Cizre’de yüzlerce insan bodrum katında günlerce kurtarılmayı bekledi. Onlardan biri de Orhan Tunç’tu. Orhan Tunç’un oğlu Bêkes’in hikayesidir bu anlatacağım. Cizre’de yasak 3 ay sürdü. Artık gündüzleri devam etmeyen yasak geceleri sürüyor. Tıpkı Silopi’de olduğu gibi. 

Diyarbakır merkezli bir televizyonda çalışıyorum ve Cizre en çok merak ettiğim yerlerden biri. Yasak kısmi olarak kalktı, gazetecilere giriş serbest. Böylelikle Cizre’den görüntüler de elimize ulaşmaya başlıyor. Arkadaşlarımız yasağın kalktığı günün sabahı Cizre’deler.

Yıkıntı ve harabe var sadece izlediğim kayıtlarda. Ve daha bu kelimelerin benzeri ne varsa Cizre için kullanılabilir. “Her yer yıkılmış, eyvah ki eyvah” diye geçiriyorum içimden. Yasağın kalkmasının ardından ilk gün insanlar Cizre’yi dolaşıyor. Yıllardır bildikleri o sokaklar eskisi gibi değil artık; Bodrum katları, harabeye dönmüş binalar, yolu yıkılmış mahalleler... Bir zamanlar tandırın yakıldığı ekmek kokan o sokaklarda yas kokusu var. Yasın kokusu olur mu demeyin, Cizre’de var.

Sayısız taziye evi videosundan sonra Bêkes’in evi. Günlerdir sordum kendime, bir insan oğluna neden bu ismi koyar? Bêkes, Kürtçe ‘kimsesiz’ demek.

Aslında ben bu soruyu bir yerlerden daha tanıyorum. Kürt kadın siyasetçiler Pakize Nayır, Fatma Uyar ve Sêve Demir Silopi’de katledildiklerinde bu soruyu çalışma arkadaşım ve haber müdürüm Nurhak’tan duymuştum. Bir insan kızına niye Sêve adını koyar ki? Diye sorup durdu günlerce kendine. Sêve, Kürtçe ‘elma’ demek.

Demek ki gün gelir aynı soru senin kafanı da yer bitirirmiş. Neyse kayıtları izlemeye devam ediyorum. Bekes’in annesi Güler, genç bir kadın. Susuyor bekliyorsun ki bir bağırsın ama yok! 10 ay önce evlendiği eşini kaybetti, Orhan Tunç’u. Eşi bodrum katında yaşam mücadelesi verirken Güler bir oğlan çocuğuna hamileydi. Orhan’ın ağabeyi Cizre Halk Meclisi Eş Başkanı Mehmet Tunç, bir binanın bodrum katında onlarca insan ile mahsur kalıyor. Orhan da ağabeyi Mehmet’i merak ediyor. Gidip bakayım diyor eşine, dönerim dediği evine bir daha dönemiyor, böyle anlatıyor Güler.
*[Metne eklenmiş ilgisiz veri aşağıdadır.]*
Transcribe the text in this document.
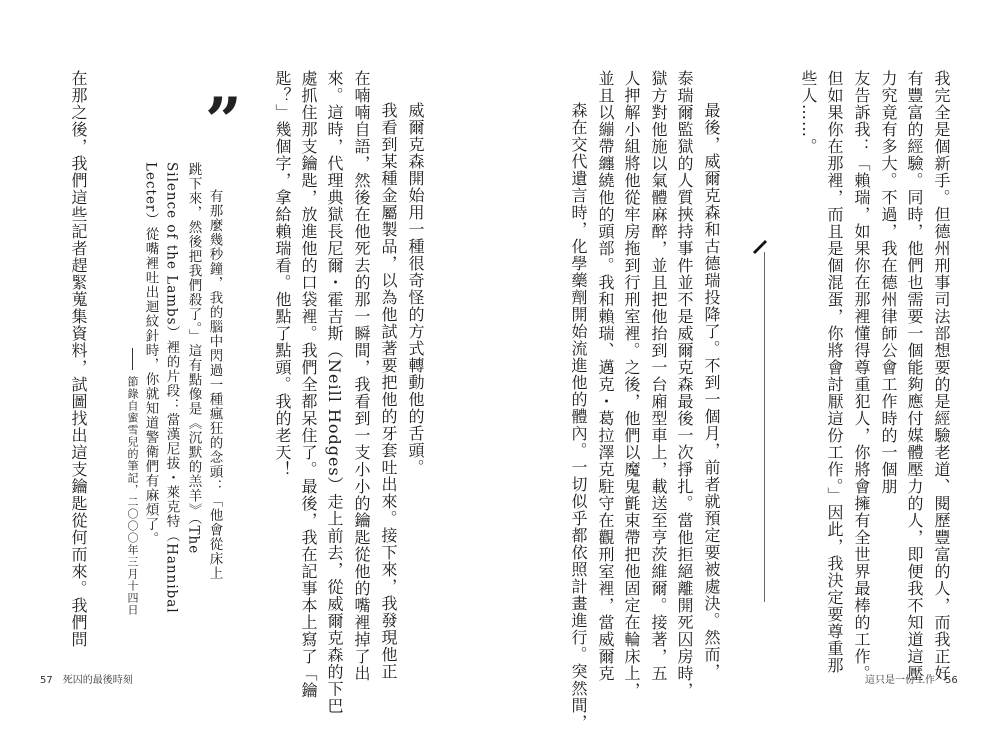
在那之後，我們這些記者趕緊蒐集資料，試圖找出這支鑰匙從何而來。我們問	節錄自蜜雪兒的筆記，二〇〇〇年三月十四日 Lecter）從嘴裡吐出迴紋針時，你就知道警衛們有麻煩了。 Silence of the Lambs）裡的片段：當漢尼拔・萊克特（Hannibal 跳下來，然後把我們殺了。」這有點像是《沉默的羔羊》（The 有那麼幾秒鐘，我的腦中閃過一種瘋狂的念頭：「他會從床上
” 匙？」幾個字，拿給賴瑞看。他點了點頭。我的老天！ 處抓住那支鑰匙，放進他的口袋裡。我們全都呆住了。最後，我在記事本上寫了「鑰 來。這時，代理典獄長尼爾・霍吉斯（Neill Hodges）走上前去，從威爾克森的下巴 在喃喃自語，然後在他死去的那一瞬間，我看到一支小小的鑰匙從他的嘴裡掉了出 我看到某種金屬製品，以為他試著要把他的牙套吐出來。接下來，我發現他正 威爾克森開始用一種很奇怪的方式轉動他的舌頭。
57 死囚的最後時刻	森在交代遺言時，化學藥劑開始流進他的體內。一切似乎都依照計畫進行。突然間， 並且以繃帶纏繞他的頭部。我和賴瑞、邁克・葛拉澤克駐守在觀刑室裡，當威爾克 人押解小組將他從牢房拖到行刑室裡。之後，他們以魔鬼氈束帶把他固定在輪床上， 獄方對他施以氣體麻醉，並且把他抬到一台廂型車上，載送至亨茨維爾。接著，五 泰瑞爾監獄的人質挾持事件並不是威爾克森最後一次掙扎。當他拒絕離開死囚房時， 最後，威爾克森和古德瑞投降了。不到一個月，前者就預定要被處決。然而，	些人……。 但如果你在那裡，而且是個混蛋，你將會討厭這份工作。」因此，我決定要尊重那 友告訴我：「賴瑞，如果你在那裡懂得尊重犯人，你將會擁有全世界最棒的工作。 力究竟有多大。不過，我在德州律師公會工作時的一個朋 有豐富的經驗。同時，他們也需要一個能夠應付媒體壓力的人，即便我不知道這壓 我完全是個新手。但德州刑事司法部想要的是經驗老道、閱歷豐富的人，而我正好
這只是一份工作 56
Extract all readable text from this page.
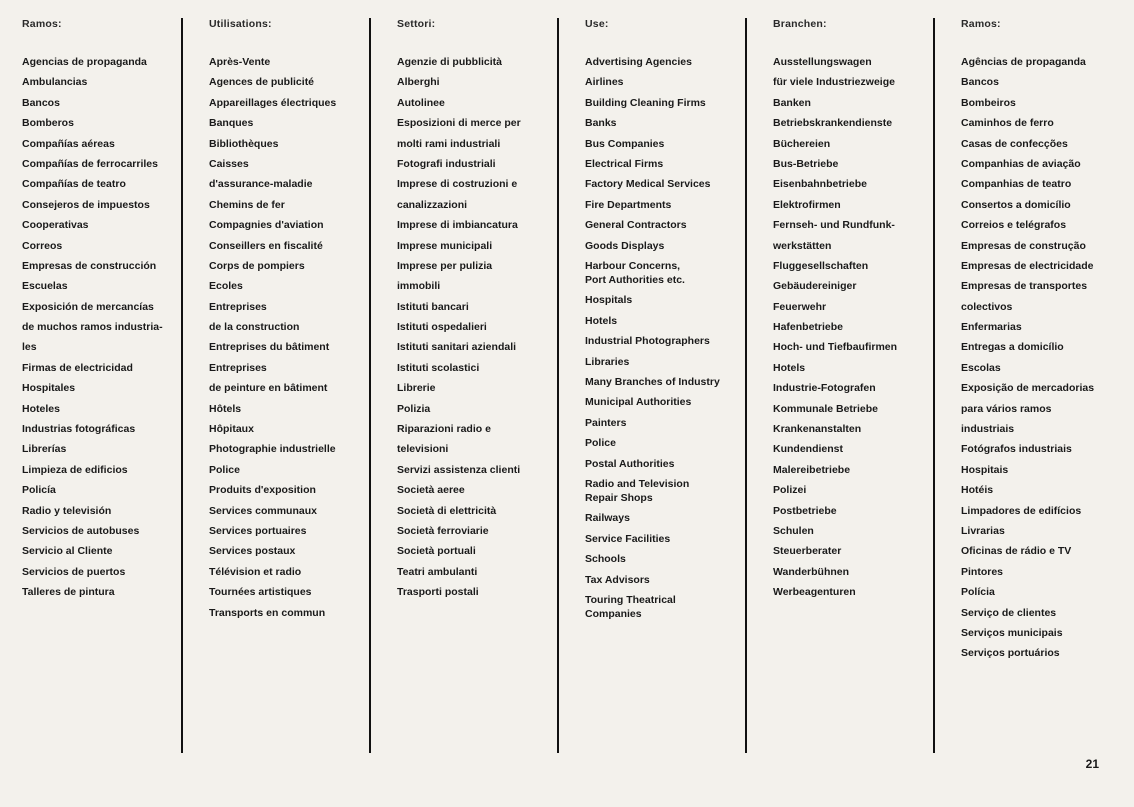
Ramos:
Agencias de propaganda
Ambulancias
Bancos
Bomberos
Compañías aéreas
Compañías de ferrocarriles
Compañías de teatro
Consejeros de impuestos
Cooperativas
Correos
Empresas de construcción
Escuelas
Exposición de mercancías
de muchos ramos industria-
les
Firmas de electricidad
Hospitales
Hoteles
Industrias fotográficas
Librerías
Limpieza de edificios
Policía
Radio y televisión
Servicios de autobuses
Servicio al Cliente
Servicios de puertos
Talleres de pintura
Utilisations:
Après-Vente
Agences de publicité
Appareillages électriques
Banques
Bibliothèques
Caisses
d'assurance-maladie
Chemins de fer
Compagnies d'aviation
Conseillers en fiscalité
Corps de pompiers
Ecoles
Entreprises
de la construction
Entreprises du bâtiment
Entreprises
de peinture en bâtiment
Hôtels
Hôpitaux
Photographie industrielle
Police
Produits d'exposition
Services communaux
Services portuaires
Services postaux
Télévision et radio
Tournées artistiques
Transports en commun
Settori:
Agenzie di pubblicità
Alberghi
Autolinee
Esposizioni di merce per
molti rami industriali
Fotografi industriali
Imprese di costruzioni e
canalizzazioni
Imprese di imbiancatura
Imprese municipali
Imprese per pulizia
immobili
Istituti bancari
Istituti ospedalieri
Istituti sanitari aziendali
Istituti scolastici
Librerie
Polizia
Riparazioni radio e
televisioni
Servizi assistenza clienti
Società aeree
Società di elettricità
Società ferroviarie
Società portuali
Teatri ambulanti
Trasporti postali
Use:
Advertising Agencies
Airlines
Building Cleaning Firms
Banks
Bus Companies
Electrical Firms
Factory Medical Services
Fire Departments
General Contractors
Goods Displays
Harbour Concerns,
Port Authorities etc.
Hospitals
Hotels
Industrial Photographers
Libraries
Many Branches of Industry
Municipal Authorities
Painters
Police
Postal Authorities
Radio and Television
Repair Shops
Railways
Service Facilities
Schools
Tax Advisors
Touring Theatrical
Companies
Branchen:
Ausstellungswagen
für viele Industriezweige
Banken
Betriebskrankendienste
Büchereien
Bus-Betriebe
Eisenbahnbetriebe
Elektrofirmen
Fernseh- und Rundfunk-
werkstätten
Fluggesellschaften
Gebäudereiniger
Feuerwehr
Hafenbetriebe
Hoch- und Tiefbaufirmen
Hotels
Industrie-Fotografen
Kommunale Betriebe
Krankenanstalten
Kundendienst
Malereibetriebe
Polizei
Postbetriebe
Schulen
Steuerberater
Wanderbühnen
Werbeagenturen
Ramos:
Agências de propaganda
Bancos
Bombeiros
Caminhos de ferro
Casas de confecções
Companhias de aviação
Companhias de teatro
Consertos a domicílio
Correios e telégrafos
Empresas de construção
Empresas de electricidade
Empresas de transportes
colectivos
Enfermarias
Entregas a domicílio
Escolas
Exposição de mercadorias
para vários ramos
industriais
Fotógrafos industriais
Hospitais
Hotéis
Limpadores de edifícios
Livrarias
Oficinas de rádio e TV
Pintores
Polícia
Serviço de clientes
Serviços municipais
Serviços portuários
21
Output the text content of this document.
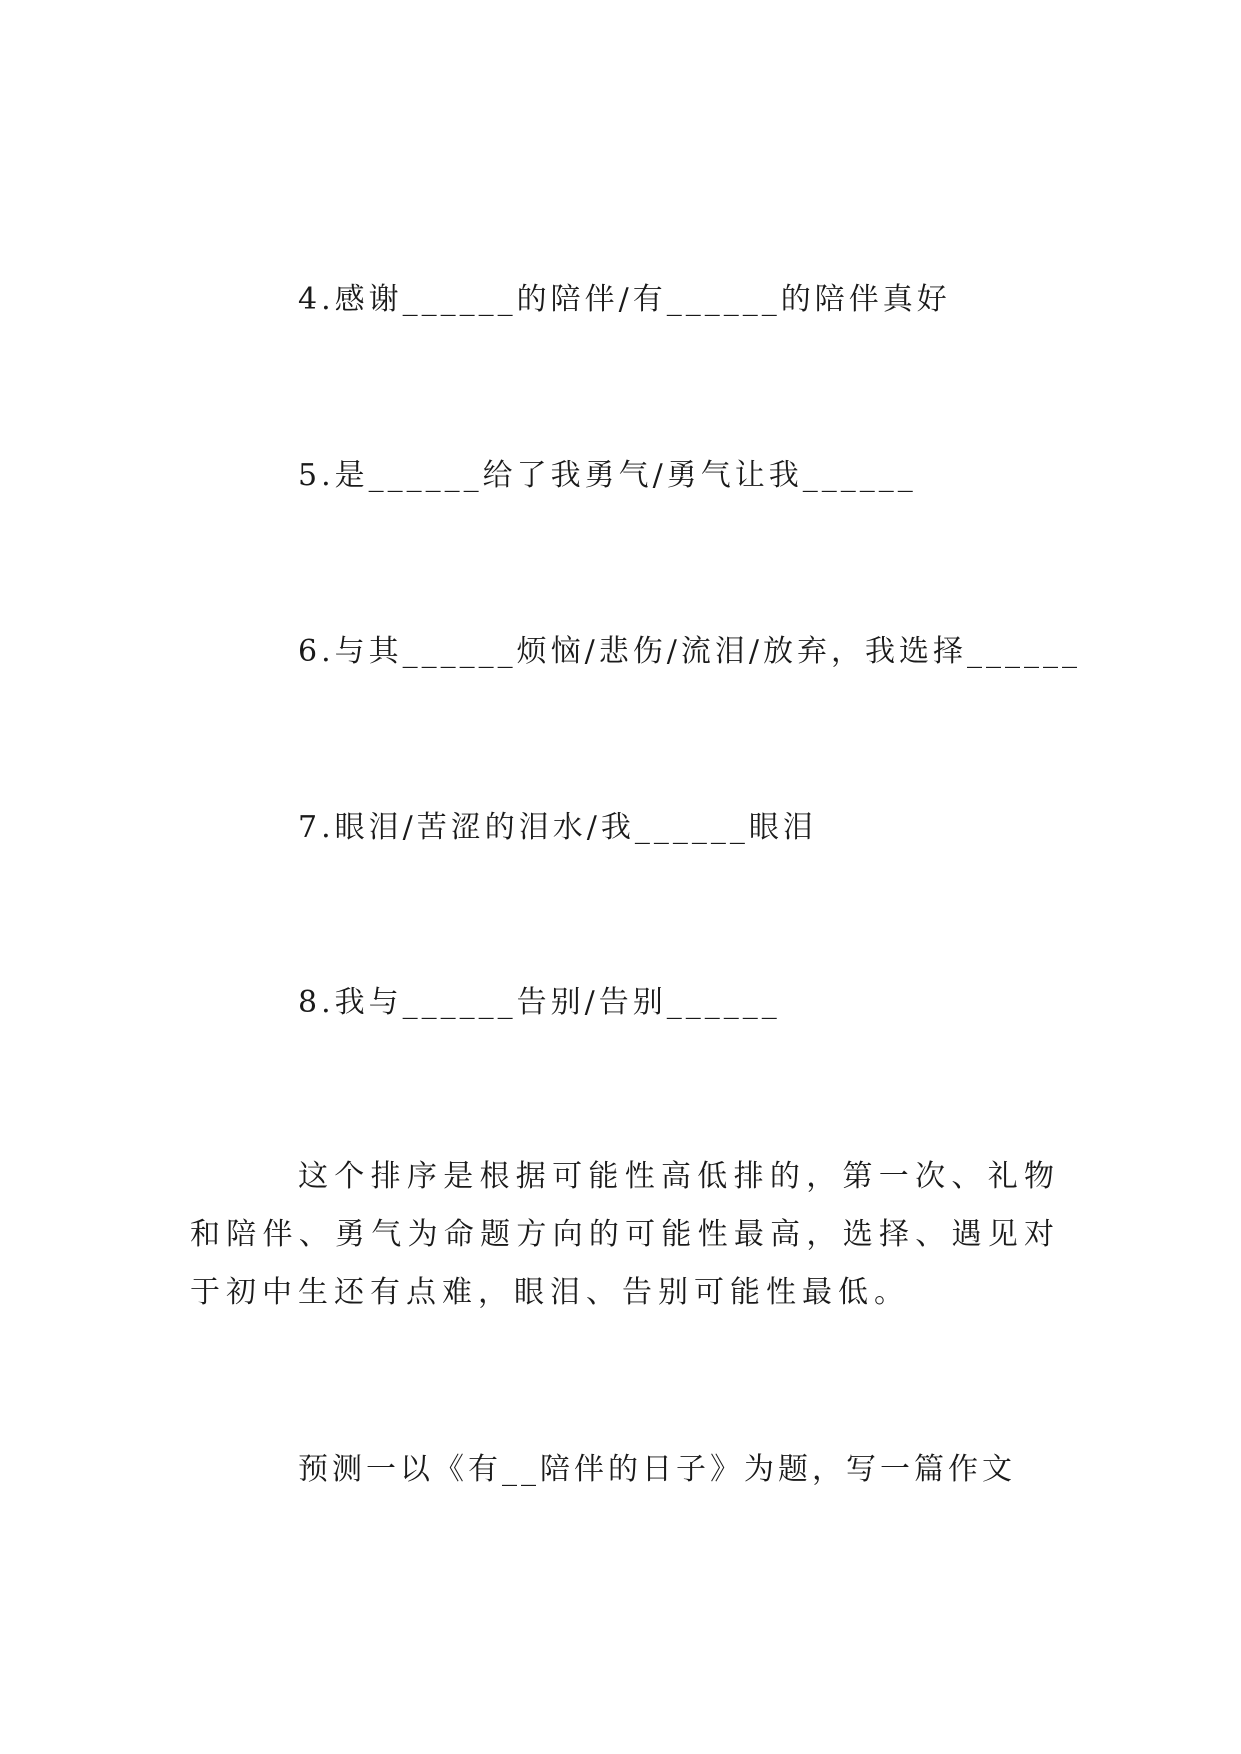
4.感谢______的陪伴/有______的陪伴真好

5.是______给了我勇气/勇气让我______

6.与其______烦恼/悲伤/流泪/放弃，我选择______

7.眼泪/苦涩的泪水/我______眼泪

8.我与______告别/告别______

这个排序是根据可能性高低排的，第一次、礼物和陪伴、勇气为命题方向的可能性最高，选择、遇见对于初中生还有点难，眼泪、告别可能性最低。

预测一以《有__陪伴的日子》为题，写一篇作文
“En son bir salı günü telefonda konuşmuştuk” diyen Güler, Orhan Tunç’un kendisine “Senden bir isteğim var, doğan oğluma Bêkes adını ver. Ben yokum ya bêkes kalacak, adı gibi kimsesiz” diyor. Ardından “Hakkını helal et” diyor ve bitiyor konuşmaları. Kayıtlarda ilk olarak “Evliliğimden bir şey anlamadım” diyen Güler, “Kimsesiz değilim, bunu da biliyorum” diyerek taziyeye gelen kadınları gösteriyor. “Bu insanlar benim yanımda” diyor. “Ama” diyor sonra, “Orhan yok ya, işte o başka, deyip susuyor. Belli ki içinde ne feryatlar ne figanlar kopuyor. Kolay mı, artık Bêkes’i tek başına büyütecek, oğluna, altında Orhan’ı yitirdiği o harabelerin üzerinde yeni bir hayat kuracak.

Yani demem o ki çok şeyi unutuyoruz fakat her yetim kalan evlat o acıları bize hatırlatıyor, her gözü yaşlı eş yitip gidenin takipçisi oluyor. O yüzden Bêkes’i unutmayın, günü gelecek kendi hikayesini, kimsesizliğinin hesabını soracak hepimizden. “Neden” diyecek... “Neden?”

Bizler ne cevap vereceğiz bilinmez ‘Kimsesiz kalanlara’ ama ben daha dünyaya yeni gözünü açmış, bir aylık bile olmayan bir bebeğin hikayesini anlattım. Bilin istedim, babalar, analar çocuklarına neden Sêve, neden Bêkes adını koyar, bilin!